MWEA-TEBERE IRRIGATION SCHEME

  • It’s the largest irrigation scheme in East Africa.
  • Water is got from River Thiba, River Nyamindi and River Tana.




Aims of the scheme

  • To provide employment to the political detainees.
  • To resettle the land less people.
  • To produce rice and other food crops on large scale.
  • To develop the area of North East Kenya.

Conditions that have favored the location of the Mwea-Tebere project

  • Availability of permanent water sources e.g. River Nyamindi, Thiba and Tana to provide water for irrigation.
  • The gently sloping landscape i.e. the piedmont plain on the lower slopes of mountain Kenya allowing irrigation by gravity flow.
  • The presence of fertile black volcanic soils for cotton and red clay soils which support rice growing.
  • Availability of extensive tracts of land which was sparsely populated hence providing free land for the project.




  • The area receives low and unreliable rainfall of 750mm per annum which favors irrigation.
  • Supportive government policy of setting up irrigation schemes to develop remote areas of Mwea-Tebere.
  • Availability of adequate capital for investment e.g. to purchase farm inputs and tools to be used for farming.
  • Availability of ready market both local and international for the farm produce.
  • Availability of well developed transport lines e.g. Nairobi-Nyeri railway line for delivering rice to markets.
  • Presence of landless people who were ready to be recruited and provide cheap labour to work on the scheme.




Benefits of Mwea–Tebere irrigation scheme

  • Source of food especially rice for human consumption.
  • Provided employment opportunities to the farmers hence improving their standards of living.
  • The project has helped to re-settle people who were formally landless.
  • The project has led to improvement in the infrastructure e.g. roads which has improved transport in the area.
  • Flooding of the rivers has been controlled hence improving the safety of lives of the people around.
  • It’s a source of government revenue through taxes used to develop infrastructures e.g. roads.
  • It has led to improvement in research hence resulting into high crop yielding varieties.

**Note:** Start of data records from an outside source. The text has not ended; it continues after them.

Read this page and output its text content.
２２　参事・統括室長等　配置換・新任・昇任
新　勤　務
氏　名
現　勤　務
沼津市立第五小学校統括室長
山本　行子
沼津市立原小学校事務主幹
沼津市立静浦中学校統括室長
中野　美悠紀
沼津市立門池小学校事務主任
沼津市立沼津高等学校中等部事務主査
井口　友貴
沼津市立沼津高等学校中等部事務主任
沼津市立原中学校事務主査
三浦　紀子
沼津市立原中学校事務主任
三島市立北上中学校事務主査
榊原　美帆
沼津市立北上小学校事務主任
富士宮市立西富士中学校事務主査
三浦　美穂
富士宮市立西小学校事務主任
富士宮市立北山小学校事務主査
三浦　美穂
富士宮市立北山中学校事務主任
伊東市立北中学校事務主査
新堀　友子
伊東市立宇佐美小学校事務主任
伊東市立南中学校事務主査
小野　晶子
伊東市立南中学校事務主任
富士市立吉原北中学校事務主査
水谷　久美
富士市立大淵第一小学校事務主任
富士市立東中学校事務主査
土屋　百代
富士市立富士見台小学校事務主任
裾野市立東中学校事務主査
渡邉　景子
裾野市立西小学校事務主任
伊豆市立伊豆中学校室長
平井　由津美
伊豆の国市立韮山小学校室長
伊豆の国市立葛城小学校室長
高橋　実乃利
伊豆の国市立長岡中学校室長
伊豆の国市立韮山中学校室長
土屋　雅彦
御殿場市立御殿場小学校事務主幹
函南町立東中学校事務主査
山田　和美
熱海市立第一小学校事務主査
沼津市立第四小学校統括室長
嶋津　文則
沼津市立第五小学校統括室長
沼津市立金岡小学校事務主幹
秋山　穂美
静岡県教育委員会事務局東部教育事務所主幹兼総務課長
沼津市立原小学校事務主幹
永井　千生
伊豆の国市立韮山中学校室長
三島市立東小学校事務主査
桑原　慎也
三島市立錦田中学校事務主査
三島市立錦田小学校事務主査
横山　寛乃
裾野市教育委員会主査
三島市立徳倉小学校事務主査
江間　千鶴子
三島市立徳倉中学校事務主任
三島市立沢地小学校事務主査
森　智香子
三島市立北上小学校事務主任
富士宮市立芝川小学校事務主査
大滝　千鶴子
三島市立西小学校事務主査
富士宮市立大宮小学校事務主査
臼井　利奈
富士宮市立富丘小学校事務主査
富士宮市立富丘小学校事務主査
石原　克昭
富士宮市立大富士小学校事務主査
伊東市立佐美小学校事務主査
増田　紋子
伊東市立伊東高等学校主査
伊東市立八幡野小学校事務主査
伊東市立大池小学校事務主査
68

  • The project led to effective utilization of the land which could have remained idle hence reducing resource wastage.
  • It has led to development of processing industries which have led to urbanisation e.g. the rice mill at Mwea-Tebere.
  • Infrastructural development has led to urbanisation e.g. Thiba and Embu towns.
  • It has led to large scale output hence encouraging exports leading to acquisition of foreign exchange by government.

Problems faced by farmers on the scheme




  • Pests which destroy stored crops leading to losses e.g. rice weevils.
  • Diseases also destroy crops leading to low output e.g. rice blast and rice rust.
  • Price fluctuations due to over production which discourage the farmers from further production.
  • Weather changes which affect the output e.g. cool temperatures and heavy storms which destroy the crops.
  • Reduction in soil fertility due to monoculture leading to low output.
  • Weeds which compete with crops for soil nutrients leading to low quality output.




  • Limited capital for further investment which also leads to reduced output.
  • Soil salination due to high evaporation rates in the area leading to low output.
  • Inadequate labour force especially during the harvesting period which brings activities to a standstill.
  • Silting of canals which cause floods leading to destruction of farmlands.

Steps being taken to solve the problems

  • Spraying of crops by using pesticides to avoid pests and diseases.
  • Price control by government and production by quota system to avoid price fluctuation at the world market.
  • Research on better rice varieties to increase production and quality.
  • Applying fertilizers and manure to increase soil fertility and ensure high productivity.




  • Use of herbicides to control weeds and reduce competition for soil nutrients.
  • Weather studies are emphasized to reduce effects of weather destruction.
  • Diversification of agriculture to reduce over reliance on rice growing e.g. introduction of cotton and peas.
  • Encouraging mechanization to solve the problem of labour shortage especially during harvesting.
  • Acquiring loans from banks to provide large capital base for farm operations.




  • De-silting and dredging of canals to control floods and ensure proper flow of water.